5. Rauner will just veto to it.
A joint resolution does not require the Governor’s approval. However, a supermajority of 3/5 of both houses is required by Article 14, Section 4 of the Illinois Constitution.
6. The ERA will burden businesses.
Illinois has already enshrined the ERA in its state constitution. Article 1, Section 18 of the Illinois Constitution reads “equal protection of the law shall not be denied or abridged on account of sex by the state or local government and school districts.” Therefore, the ERA already is the law in Illinois. The only issue is whether to make it the law for our country. According to the Illinois Legislative Research Unit, Section 18 resulted in changes to marital law, criminal law, and juvenile law after the Illinois Constitution of 1970 was adopted.13
The active clause of the ERA is only 24 words. There is no new program proposed. There are no implementing regulations required. There is no appropriation necessary. There is no new agency created. Instead, existing laws and future laws must be gender neutral or be justified under a higher standard of review when sexes are differentiated. Again, the ERA is already state law.
7. How is the ERA different from the Civil Rights Act and similar legislation?
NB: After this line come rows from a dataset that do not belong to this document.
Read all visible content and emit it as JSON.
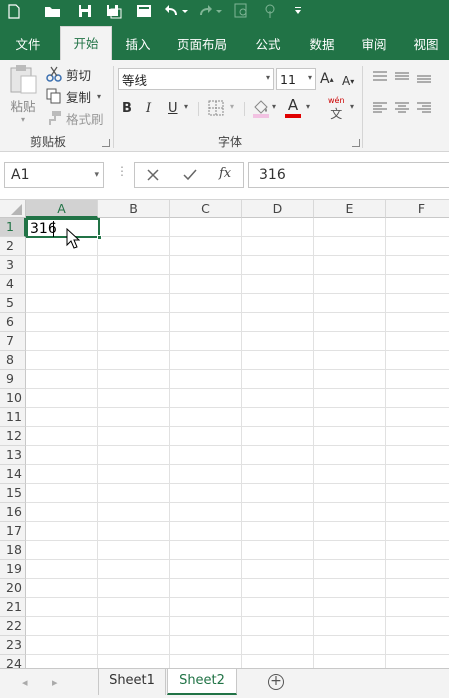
{
  "tabs": [
    "文件",
    "开始",
    "插入",
    "页面布局",
    "公式",
    "数据",
    "审阅",
    "视图"
  ],
  "active_tab": "开始",
  "clipboard": {
    "paste_label": "粘贴",
    "cut_label": "剪切",
    "copy_label": "复制",
    "format_painter_label": "格式刷",
    "group_label": "剪贴板"
  },
  "font": {
    "font_name": "等线",
    "font_size": "11",
    "bold_label": "B",
    "italic_label": "I",
    "underline_label": "U",
    "grow_label": "A",
    "shrink_label": "A",
    "color_label": "A",
    "phonetic_label": "wén",
    "phonetic_char": "文",
    "group_label": "字体"
  },
  "formula_bar": {
    "name_box": "A1",
    "value": "316",
    "fx_label": "fx"
  },
  "columns": [
    "A",
    "B",
    "C",
    "D",
    "E",
    "F"
  ],
  "rows": [
    "1",
    "2",
    "3",
    "4",
    "5",
    "6",
    "7",
    "8",
    "9",
    "10",
    "11",
    "12",
    "13",
    "14",
    "15",
    "16",
    "17",
    "18",
    "19",
    "20",
    "21",
    "22",
    "23",
    "24"
  ],
  "cells": {
    "A1": "316"
  },
  "sheets": [
    "Sheet1",
    "Sheet2"
  ],
  "active_sheet": "Sheet2",
  "colors": {
    "accent": "#217346",
    "header_bg": "#f3f3f3",
    "selected_header_bg": "#d2d2d2"
  }
}
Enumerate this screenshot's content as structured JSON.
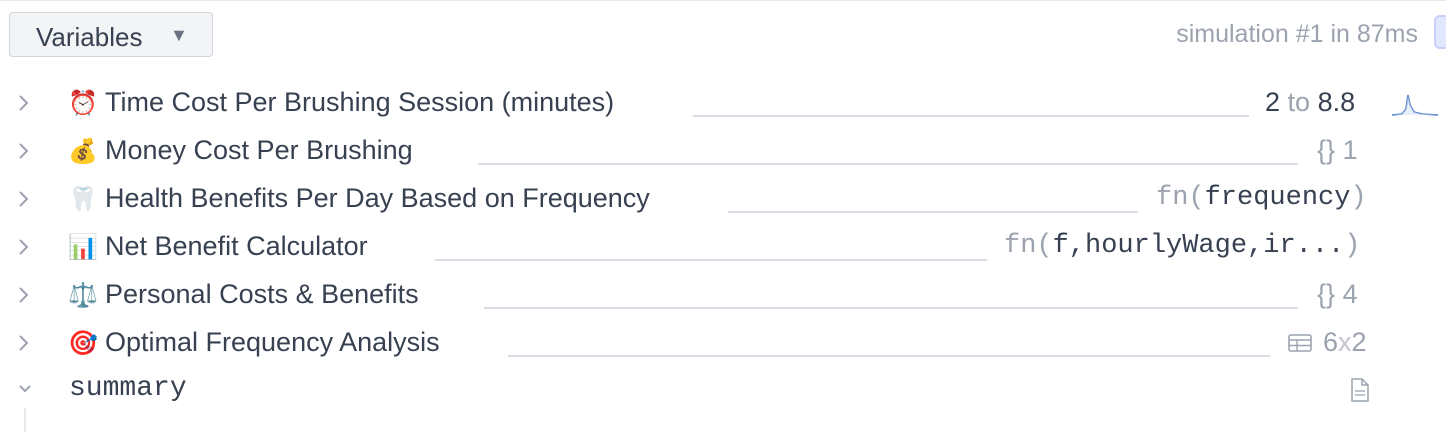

The Civil Rights Act of 1964 was landmark legislation prohibiting discrimination on the basis of race, color, religion, sex, and national origin in programs and activities receiving federal financial assistance. The drafters sought to eradicate Jim Crow laws. Originally, gender was added as an attempt to torpedo the bill. With that pedigree, it took years for the Civil Rights Act to be applied to women. In addition, several of the Titles had limited enforcement mechanisms. For example, the EEOC was established about ten years later to address employment discrimination under Title VII. Moreover, the U.S. Supreme Court has interpreted Title VII of the Civil Rights Act in a way that has left women without protection from sex discrimination in many instances, most prominently in its holding that the Civil Rights Act often does not require employers to accommodate pregnancy.
Putting aside the specifics of the Civil Rights Act, it has the inherent weakness of any statute—it can be limited, amended, not renewed, etc. One has only to consider what is happening to the Voting Rights Act to see that progress made by statute can be temporary.
8. Why should women get special treatment?
The Equal Rights Amendment would cement gender equality into our legal foundation. This is not Women’s Rights, but legal gender equality. Gender discrimination hurts men too. For example, under the Immigration and Nationality Act, it is easier for a mother than a father to confer U.S. citizenship on a child born out of wedlock. The Supreme Court upheld this discrimination against men in Nguyen v. INS (2001).
Conclusion
The ERA requires that our sons and daughter be equal under the law. As for what specifically the ERA might accomplish, it is not a panacea, but a tool. The amendment would reshape the framework for gender equality and serve as a seawall against the ebb and flow of politics.
The ERA makes manifest the American promise that we are all equal under the law.